The only way to archive that is compromising everywhere, and the first point/characteristic to suffer is the quality. Quality costs money and time.

One can argue that in the past, lets say 50's, there were high quality products everywhere, but a few changes happened with time:

  1. a large user/client base currently means a completely different thing, as the world population grown up exponentially;
  2. the changes in the production resources took us from a time (50's) when the manpower was cheap and the raw material expensive, to the complete opposite. Today manpower is expensive and raw material is cheap.
We changed from a business mentality of "we need to built it right at first" because the source material is expensive and will be expensive to fix (rma) it later, to "we need to build it everything fast", because manpower is expensive, and if anything goes wrong it will be cheap to fix (rma) later.

The same behavior could easy be adapted to software business.
 
rufwoof You still didn't answer. It's not the kind of name that's "Googlable". :)
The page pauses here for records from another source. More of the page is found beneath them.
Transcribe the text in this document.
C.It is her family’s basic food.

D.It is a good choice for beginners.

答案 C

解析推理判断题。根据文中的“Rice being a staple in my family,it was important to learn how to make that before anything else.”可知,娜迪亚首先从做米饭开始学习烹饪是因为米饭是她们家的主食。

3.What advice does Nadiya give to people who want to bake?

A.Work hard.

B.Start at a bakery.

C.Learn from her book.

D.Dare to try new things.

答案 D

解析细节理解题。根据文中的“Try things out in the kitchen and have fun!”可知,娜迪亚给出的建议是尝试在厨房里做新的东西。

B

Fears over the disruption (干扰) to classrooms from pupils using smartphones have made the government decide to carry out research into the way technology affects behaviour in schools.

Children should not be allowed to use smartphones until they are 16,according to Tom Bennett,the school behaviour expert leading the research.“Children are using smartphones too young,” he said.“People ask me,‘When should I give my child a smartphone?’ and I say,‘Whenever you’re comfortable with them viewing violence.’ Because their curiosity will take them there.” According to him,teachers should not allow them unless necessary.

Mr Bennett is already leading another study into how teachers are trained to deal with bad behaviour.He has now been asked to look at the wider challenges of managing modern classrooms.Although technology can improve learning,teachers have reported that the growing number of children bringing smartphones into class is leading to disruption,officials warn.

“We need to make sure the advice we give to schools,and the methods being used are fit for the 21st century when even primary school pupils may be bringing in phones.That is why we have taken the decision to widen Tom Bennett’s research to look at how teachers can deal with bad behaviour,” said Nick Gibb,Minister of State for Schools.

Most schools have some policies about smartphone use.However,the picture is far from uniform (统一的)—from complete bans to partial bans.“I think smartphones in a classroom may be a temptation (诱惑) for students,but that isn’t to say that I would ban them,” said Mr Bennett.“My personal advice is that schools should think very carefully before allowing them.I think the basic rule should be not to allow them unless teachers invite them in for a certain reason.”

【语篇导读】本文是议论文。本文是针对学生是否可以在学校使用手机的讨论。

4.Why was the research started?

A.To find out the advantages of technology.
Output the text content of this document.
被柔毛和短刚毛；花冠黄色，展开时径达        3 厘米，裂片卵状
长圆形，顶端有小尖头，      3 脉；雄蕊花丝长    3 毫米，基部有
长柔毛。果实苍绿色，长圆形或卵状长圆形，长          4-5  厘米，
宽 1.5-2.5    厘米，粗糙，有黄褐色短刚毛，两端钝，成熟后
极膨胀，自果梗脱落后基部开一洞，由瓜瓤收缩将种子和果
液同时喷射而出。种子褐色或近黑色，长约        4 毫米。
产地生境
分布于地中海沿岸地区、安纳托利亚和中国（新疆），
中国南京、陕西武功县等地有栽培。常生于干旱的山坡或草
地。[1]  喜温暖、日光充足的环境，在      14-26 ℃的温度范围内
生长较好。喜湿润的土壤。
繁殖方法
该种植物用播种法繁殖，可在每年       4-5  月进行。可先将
I'm sure he meant me since I slammed Linux. He had already posted a farewell thread saying FreeBSD wasn't for him and was going back to Debian.
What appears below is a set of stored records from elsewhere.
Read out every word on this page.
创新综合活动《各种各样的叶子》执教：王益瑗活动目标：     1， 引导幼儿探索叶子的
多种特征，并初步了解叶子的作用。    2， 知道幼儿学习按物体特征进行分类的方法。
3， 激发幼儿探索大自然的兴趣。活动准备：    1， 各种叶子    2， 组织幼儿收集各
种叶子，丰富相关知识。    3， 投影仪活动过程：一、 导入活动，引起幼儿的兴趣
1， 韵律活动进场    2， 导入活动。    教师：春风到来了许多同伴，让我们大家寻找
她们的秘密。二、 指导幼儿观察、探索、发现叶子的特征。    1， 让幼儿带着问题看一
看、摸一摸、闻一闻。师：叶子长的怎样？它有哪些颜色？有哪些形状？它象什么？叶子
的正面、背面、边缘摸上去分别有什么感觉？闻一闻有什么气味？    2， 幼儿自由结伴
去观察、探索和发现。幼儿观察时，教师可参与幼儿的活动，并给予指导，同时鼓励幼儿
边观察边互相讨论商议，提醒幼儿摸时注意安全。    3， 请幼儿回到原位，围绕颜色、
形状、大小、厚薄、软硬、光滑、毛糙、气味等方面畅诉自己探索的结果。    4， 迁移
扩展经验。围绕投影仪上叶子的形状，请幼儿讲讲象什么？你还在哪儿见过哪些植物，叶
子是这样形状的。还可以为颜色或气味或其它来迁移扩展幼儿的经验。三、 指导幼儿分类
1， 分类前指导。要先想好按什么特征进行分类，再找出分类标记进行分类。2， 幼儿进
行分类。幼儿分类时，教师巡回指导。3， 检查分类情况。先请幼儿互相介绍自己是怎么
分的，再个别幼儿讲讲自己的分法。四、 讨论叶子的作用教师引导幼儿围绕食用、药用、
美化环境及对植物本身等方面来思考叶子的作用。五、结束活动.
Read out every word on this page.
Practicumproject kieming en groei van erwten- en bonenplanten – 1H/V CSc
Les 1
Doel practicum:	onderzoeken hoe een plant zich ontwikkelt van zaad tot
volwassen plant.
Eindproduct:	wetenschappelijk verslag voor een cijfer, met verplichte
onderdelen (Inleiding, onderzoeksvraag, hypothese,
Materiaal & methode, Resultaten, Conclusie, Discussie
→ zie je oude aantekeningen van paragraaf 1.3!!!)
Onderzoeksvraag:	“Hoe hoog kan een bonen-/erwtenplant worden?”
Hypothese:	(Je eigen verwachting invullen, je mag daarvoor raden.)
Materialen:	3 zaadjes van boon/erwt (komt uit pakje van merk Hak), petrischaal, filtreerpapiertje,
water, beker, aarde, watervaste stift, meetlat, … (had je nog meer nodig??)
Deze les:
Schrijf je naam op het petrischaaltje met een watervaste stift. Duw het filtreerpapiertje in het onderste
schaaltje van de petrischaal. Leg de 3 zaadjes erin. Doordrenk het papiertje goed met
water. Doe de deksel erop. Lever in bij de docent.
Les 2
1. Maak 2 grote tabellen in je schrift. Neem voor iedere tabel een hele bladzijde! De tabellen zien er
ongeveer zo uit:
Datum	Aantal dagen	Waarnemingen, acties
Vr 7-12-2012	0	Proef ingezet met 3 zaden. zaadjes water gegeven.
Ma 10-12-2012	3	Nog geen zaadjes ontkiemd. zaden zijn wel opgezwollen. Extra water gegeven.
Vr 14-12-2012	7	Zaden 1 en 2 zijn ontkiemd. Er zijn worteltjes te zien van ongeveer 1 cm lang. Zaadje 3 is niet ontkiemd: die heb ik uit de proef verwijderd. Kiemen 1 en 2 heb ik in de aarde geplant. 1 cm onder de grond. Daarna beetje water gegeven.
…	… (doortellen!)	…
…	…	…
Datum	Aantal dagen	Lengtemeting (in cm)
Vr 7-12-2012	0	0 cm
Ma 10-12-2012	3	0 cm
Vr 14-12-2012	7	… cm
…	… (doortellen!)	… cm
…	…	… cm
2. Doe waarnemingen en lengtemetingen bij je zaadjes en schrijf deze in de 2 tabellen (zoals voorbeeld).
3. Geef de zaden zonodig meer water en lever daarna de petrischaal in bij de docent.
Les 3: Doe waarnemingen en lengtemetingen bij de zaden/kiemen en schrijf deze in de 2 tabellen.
Posed with his previous proclamation that UNIX is primarily of interest for nostalgia purposes, prejudice of UNIX Philosophy in preference of the Pottering Principal, perturbed protection of systemD despite the preponderance of evidence and plethora of exploits presented, and as a penchant for an impregnable Operating System isn't paramount on his panel of priorities, perhaps FreeBSD isn't the proper choice for a person in his position, would possibly perceive perdured use of Linux preferable and the Pwnie for that prize more appropriately placed in his possession in perpetuity.
 
@ Trihexagonal :) Indeed I don't so servers, just purely a single user desktop setup, primarily for browsing and spreadsheets/docs. From my perspective Debian provides the entirity ...operating system and all the programs I require/use, from and maintained by a single provider, that collectively all work well with each other. For instance install Openshot and that also requires Blender and Inkscape in order to be fully functional. The FreeBSD combination however don't work together as Openshot is sensitive to Blender versions and FreeBSD contains a mismatch, whilst in Debian ... it all just works as expected. Installing things in FreeBSD I see a number of 'no package maintainer' type information messages, the more that are driven away from FreeBSD the more packages that won't be maintained. Increasingly so if packages otherwise borrowed from the likes of Debian are developed so as to be more aligned to work with (be a integral part of) SysD.

@ OJ ... Dumber out of Dumb and Dumber. The award for poor security amounts to sys admin failure ... i.e. convince a sys admin to install something they shouldn't. Paramount to just a pure dig for the sake of it. Mostly the likes of Debian welcome other choices/variations whereas the other way around is more inclined to hatred and insults.